Once the spacecraft is launched, it is scheduled to fly past Mars by April 2009; after more than four years of travel, the spacecraft will rendezvous with Vesta in 2011. Dawn will then orbit the asteroid for approximately nine months before it leaves in 2012 on a three-year journey to Ceres, to begin orbiting that planet in 2015.
"I think of Dawn as two journeys," said Russell, who proposed the mission to NASA. "One is a journey into space. This is analogous to what ancient explorers did — [they] knew there was unexplored territory and wanted to discover what was there. We're going to explore a region for the first time to find out what the conditions are today."
Dawn's other journey will transport scientists back in time, so to speak, to the early solar system.
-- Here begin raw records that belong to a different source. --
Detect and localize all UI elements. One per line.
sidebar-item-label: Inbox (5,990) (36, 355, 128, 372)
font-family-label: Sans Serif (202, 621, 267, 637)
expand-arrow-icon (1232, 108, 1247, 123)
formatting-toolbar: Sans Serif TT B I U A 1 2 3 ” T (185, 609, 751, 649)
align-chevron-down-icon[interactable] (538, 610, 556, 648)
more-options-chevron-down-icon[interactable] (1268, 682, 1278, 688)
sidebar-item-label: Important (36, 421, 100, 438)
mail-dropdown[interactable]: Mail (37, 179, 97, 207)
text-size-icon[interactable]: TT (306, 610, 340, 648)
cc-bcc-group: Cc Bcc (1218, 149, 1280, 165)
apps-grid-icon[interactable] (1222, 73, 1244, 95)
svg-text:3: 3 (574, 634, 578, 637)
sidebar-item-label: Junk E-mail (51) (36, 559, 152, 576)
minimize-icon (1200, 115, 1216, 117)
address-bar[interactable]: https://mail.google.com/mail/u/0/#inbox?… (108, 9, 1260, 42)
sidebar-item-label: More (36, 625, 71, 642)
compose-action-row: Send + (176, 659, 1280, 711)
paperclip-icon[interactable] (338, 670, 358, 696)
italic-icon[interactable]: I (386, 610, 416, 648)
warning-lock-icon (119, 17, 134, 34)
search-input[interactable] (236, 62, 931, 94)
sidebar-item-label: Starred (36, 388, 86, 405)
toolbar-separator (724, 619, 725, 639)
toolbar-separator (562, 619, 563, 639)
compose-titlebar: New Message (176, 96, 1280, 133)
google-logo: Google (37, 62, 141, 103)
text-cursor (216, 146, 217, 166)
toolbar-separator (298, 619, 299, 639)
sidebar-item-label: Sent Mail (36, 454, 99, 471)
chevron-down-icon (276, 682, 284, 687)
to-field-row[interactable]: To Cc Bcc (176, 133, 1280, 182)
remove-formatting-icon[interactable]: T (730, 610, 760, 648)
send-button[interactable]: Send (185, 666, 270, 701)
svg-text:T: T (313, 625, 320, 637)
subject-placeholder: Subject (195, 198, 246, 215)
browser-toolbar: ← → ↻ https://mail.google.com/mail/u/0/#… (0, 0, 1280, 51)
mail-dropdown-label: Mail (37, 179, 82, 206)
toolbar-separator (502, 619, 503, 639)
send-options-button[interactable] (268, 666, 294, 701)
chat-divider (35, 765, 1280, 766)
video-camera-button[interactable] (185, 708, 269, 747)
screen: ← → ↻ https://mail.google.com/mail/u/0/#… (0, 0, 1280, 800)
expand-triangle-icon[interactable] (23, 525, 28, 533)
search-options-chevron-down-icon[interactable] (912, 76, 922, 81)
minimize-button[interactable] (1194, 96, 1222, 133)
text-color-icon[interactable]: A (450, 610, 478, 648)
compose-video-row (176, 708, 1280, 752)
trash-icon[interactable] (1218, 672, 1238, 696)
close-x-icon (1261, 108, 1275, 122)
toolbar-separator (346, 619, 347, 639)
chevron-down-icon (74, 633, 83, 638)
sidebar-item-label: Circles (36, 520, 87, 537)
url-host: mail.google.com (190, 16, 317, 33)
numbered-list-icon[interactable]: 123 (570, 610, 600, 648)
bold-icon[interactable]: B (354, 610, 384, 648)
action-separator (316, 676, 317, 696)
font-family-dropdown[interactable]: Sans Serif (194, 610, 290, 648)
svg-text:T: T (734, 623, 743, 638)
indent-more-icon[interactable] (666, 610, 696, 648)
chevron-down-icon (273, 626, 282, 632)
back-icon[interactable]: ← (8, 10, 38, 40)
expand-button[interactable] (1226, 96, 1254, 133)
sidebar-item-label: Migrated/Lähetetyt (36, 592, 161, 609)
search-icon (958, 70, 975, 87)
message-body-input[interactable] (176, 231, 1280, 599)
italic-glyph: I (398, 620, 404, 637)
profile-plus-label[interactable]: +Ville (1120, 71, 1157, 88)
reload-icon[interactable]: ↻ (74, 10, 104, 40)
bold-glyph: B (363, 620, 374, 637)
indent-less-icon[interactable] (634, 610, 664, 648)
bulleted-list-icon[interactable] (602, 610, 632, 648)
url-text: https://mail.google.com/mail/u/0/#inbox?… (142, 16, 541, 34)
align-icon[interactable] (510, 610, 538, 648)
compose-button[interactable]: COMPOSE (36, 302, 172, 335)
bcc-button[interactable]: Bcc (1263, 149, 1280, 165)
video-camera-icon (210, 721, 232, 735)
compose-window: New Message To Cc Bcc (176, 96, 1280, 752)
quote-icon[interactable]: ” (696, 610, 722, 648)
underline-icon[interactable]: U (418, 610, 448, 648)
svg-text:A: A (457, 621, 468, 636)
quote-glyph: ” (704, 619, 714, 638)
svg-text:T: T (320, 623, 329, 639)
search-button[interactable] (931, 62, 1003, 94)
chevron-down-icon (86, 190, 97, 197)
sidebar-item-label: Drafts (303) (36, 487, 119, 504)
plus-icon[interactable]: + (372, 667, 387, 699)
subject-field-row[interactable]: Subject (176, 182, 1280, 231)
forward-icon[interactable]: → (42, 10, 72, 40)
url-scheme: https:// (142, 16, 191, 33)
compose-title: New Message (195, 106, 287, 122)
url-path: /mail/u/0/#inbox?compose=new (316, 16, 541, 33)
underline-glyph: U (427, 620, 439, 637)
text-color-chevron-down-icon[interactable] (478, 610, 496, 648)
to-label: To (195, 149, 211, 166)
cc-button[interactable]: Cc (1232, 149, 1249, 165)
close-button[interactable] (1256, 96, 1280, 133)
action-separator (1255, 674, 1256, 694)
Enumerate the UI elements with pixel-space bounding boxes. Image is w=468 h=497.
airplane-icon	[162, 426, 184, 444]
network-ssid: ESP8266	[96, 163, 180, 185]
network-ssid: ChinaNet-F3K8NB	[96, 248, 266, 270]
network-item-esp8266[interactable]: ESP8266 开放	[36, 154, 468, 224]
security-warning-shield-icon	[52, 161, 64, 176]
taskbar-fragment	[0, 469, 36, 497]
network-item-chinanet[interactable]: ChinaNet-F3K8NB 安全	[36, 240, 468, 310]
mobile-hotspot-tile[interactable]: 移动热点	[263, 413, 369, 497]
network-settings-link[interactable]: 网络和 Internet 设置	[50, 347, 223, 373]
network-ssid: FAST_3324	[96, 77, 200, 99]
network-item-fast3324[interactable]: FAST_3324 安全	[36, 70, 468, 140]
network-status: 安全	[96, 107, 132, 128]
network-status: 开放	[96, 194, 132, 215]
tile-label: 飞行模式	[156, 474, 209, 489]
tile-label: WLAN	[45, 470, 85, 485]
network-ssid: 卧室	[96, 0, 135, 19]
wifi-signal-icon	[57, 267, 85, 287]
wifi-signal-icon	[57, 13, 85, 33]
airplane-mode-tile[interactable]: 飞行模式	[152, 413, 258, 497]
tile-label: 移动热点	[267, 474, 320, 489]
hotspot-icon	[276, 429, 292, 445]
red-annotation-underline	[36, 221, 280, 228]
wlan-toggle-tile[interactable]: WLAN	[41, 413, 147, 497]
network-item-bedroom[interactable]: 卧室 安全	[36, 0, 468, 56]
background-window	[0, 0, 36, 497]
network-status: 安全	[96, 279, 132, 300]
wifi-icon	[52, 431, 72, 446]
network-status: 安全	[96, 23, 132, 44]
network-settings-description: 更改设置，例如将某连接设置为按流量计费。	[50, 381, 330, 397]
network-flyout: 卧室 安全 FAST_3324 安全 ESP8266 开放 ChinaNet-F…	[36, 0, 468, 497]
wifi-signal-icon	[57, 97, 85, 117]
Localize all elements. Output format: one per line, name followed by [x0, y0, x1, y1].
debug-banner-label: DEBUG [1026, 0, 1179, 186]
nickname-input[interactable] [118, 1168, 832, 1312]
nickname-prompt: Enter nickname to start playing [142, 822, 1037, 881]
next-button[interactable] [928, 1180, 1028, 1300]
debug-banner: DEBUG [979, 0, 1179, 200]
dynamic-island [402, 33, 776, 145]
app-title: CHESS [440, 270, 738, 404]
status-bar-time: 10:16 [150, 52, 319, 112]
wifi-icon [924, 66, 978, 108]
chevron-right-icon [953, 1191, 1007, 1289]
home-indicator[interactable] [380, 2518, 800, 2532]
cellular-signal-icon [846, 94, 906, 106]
"Ceres and Vesta have been altered much less than other bodies," Russell said. "The Earth is changing all the time. The Earth hides its history, but we believe that Ceres and Vesta, formed more than 4.6 billion years ago, have preserved their early record [which is] frozen into their ancient surfaces. By looking at the surface and how it was modified by the bombardment of meteoroids, we will get an idea of what the early conditions of Ceres and Vesta were and how they changed."
Scientists are also eager to discover whether Ceres harbors life. "Evidence indicates it has substantial water or ice beneath its rocky crust," Russell said. "Our instruments on board will be able to determine whether there is water."
Dawn is expected to send back high-resolution images of previously unseen worlds, including perhaps mountains, canyons, craters and ancient lava flows. Dawn will also generate spectra that will help scientists identify geologic minerals. UCLA graduate students and postdoctoral scholars will work on the mission, including helping to analyze data.
Russell is hard at work, bringing together the mission's partners, managing the budget and participating in all major decisions.
"I'm putting my entire being into doing this mission. It's all-consuming, but fun," said Russell of the 80-hour weeks he has been working.